Hello Queenie. We’re in a similar place. Eileen and I married in February 1967, 51 years like you, and she died on 8th September 2018. She had had elective heart surgery a week earlier and seemed to be benefitting and recovering well.
HM Coroner ordered an enquiry resulting in a post mortem in the week following Eileen’s death, but the Coroner then required more information, and tissue samples had to be taken for further examination.
Only this week has the matter reached a conclusion, allowing me to obtain a Death Certificate.

My family have had a lot of other distressing events in the last year, including right up to today. I don’t feel comfortable discussing the details, but I’m getting knocked back one thing after the other.

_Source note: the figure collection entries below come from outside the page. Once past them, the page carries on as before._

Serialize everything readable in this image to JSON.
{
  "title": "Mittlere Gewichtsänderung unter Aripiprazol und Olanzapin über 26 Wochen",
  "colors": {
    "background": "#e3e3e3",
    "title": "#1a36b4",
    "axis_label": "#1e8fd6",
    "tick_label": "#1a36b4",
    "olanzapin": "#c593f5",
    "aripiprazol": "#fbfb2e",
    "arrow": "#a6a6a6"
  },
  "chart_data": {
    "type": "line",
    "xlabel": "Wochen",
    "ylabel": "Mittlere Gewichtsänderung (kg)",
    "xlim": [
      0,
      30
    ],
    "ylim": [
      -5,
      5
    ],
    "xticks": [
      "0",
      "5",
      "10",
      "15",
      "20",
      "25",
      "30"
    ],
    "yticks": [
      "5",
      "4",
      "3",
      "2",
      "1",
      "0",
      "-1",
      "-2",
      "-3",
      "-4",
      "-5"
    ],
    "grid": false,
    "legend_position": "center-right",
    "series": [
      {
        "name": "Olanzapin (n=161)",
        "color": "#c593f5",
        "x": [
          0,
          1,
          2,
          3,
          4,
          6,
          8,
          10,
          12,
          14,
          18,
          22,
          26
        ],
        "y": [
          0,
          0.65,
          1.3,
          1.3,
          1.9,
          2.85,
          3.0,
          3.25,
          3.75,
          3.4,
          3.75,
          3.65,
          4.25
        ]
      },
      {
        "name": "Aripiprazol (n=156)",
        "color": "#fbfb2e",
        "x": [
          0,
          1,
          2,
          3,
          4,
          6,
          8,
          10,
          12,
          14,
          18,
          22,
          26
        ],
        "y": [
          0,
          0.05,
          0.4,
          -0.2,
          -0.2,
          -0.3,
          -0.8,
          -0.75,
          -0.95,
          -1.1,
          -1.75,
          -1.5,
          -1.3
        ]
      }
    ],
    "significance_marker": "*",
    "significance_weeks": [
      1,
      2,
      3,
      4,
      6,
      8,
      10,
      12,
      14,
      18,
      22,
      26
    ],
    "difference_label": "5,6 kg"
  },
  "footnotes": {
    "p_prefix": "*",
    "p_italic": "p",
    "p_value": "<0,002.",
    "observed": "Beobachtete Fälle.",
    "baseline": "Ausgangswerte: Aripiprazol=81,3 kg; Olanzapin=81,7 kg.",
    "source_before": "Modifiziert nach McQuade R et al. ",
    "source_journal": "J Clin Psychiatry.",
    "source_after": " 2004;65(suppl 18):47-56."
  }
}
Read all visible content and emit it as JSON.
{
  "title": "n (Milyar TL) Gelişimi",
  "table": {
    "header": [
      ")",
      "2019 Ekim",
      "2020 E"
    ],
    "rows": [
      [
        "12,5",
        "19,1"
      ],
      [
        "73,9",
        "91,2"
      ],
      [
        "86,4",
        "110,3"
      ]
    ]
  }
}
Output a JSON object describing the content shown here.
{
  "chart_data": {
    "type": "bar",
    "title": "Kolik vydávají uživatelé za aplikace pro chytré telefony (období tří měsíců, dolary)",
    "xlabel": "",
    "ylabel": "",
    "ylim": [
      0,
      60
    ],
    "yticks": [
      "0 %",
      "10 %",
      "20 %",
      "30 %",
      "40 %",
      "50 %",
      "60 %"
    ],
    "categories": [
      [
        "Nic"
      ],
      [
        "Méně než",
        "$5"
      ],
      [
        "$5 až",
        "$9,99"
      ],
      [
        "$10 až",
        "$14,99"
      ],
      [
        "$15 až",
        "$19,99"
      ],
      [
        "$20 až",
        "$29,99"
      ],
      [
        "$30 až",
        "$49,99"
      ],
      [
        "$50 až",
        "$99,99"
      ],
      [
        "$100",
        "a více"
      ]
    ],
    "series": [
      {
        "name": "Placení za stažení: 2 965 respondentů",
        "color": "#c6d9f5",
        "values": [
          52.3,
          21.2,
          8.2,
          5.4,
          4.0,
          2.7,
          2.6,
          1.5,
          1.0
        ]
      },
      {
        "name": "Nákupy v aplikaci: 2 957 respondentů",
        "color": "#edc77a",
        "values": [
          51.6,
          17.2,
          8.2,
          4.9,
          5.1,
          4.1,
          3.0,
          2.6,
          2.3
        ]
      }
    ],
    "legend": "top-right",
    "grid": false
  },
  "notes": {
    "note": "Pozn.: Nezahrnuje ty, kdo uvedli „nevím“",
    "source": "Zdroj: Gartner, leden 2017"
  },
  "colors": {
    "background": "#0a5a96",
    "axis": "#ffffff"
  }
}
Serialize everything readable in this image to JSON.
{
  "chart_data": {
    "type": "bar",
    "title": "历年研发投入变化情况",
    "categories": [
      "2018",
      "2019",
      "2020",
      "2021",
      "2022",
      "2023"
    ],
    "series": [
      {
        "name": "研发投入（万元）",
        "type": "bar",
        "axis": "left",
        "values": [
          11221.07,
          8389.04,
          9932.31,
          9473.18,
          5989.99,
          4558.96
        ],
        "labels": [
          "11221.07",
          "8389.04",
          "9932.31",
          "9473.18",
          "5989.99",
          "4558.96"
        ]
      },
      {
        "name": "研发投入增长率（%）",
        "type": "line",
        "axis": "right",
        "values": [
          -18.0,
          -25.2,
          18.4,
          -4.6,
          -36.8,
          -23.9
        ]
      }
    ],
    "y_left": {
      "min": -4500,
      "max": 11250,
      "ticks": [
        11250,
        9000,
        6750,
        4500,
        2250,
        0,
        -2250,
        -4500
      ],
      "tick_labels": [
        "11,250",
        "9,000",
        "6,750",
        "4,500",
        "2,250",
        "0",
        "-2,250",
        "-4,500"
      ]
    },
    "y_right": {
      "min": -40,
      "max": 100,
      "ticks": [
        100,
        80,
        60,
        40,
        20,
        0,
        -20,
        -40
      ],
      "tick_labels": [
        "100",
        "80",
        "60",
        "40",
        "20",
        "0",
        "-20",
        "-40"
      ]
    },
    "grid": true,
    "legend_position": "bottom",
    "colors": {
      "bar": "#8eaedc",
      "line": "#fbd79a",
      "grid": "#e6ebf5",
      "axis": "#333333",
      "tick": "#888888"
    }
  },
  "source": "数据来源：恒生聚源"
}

I don’t know if any of that helps you, but I just want you to know that I feel for you.

Dear Edwin
I so understand how you feel. I am still in the middle of trying to sort thru. Why my husband died. The depth of helplessness you feel in dealing with the consultants etc., is heart breaking. An apologise means nothing as my life like yours has been ruined. They will forget Dave as soon as they walk out the door. I only want to stand in front of the consultants and the nurses who was suppose to take care of David for them to see the hurt they have caused. I was at the hospital everyday for 8 hrs and the problems always happened after I left.
Thinking of you hope the out come of the report has helped you. Love queenie

Dear Edwin I hope you are coping better now that you have been thru the awful distress of finding out why you wife died. Not sure once I have like you gone thru all the trauma of fighting to find out why Dave died if it will help. As I am really struggling at the moment. I am sure you are also dreading christmas although I am sure like me you will have lots of family round you. I find I still feel very alone Edwin the only thing we can do is just get thru one day at a time hoping the next day the hurt might feel a little less. Take care Queenie

Hello Salvia and Florence, your comments resonate with me 100%. I lost my husband 7 months ago on Wednesday, ‘drifting through life…’ is exactly what I’m doing and pray for the day we can be together again. We had our golden wedding anniversary March 30th this year and exactly 2 months to the date I was at his funeral. February, he had a second bout of flu, we never suspected or expected he had a terminal illness, he had no specific symptoms. Never visited the doctor in over 40years, never had a day off work sick. I sometimes feel anger, not to him, but towards others. I see really bad people walking about and think why Alan and not them. I’m sure others have thought this too. ☆

We should all get together and do a tribute version of ‘The Drifters’ who, if you are old enough, we’re a good group a long time ago. There is some merit in not looking too far ahead as it scares the … out of me. I cannot, as yet, see a future but I am told constantly that I will so I wait patiently for that to happen. Children often say that ‘it’s not fair’ and my mum’s reply was if you are waiting for life to be fair you will wait a long time. How true. When I see elderly couples walking around hand in hand or arm in arm I can get really angry and think why are you still alive when my Den is dead. Unreasonable I know but it happens. I wont say any of the usual platitudes because personally I don’t hear them. I am hoping that sometime I will come out from the fog and mist and discover that there is a world to live in and a place for me to be there. Family and friends are kind and I do appreciate them but in the ‘wee small hours of the morning that’s the time I miss you most of all’.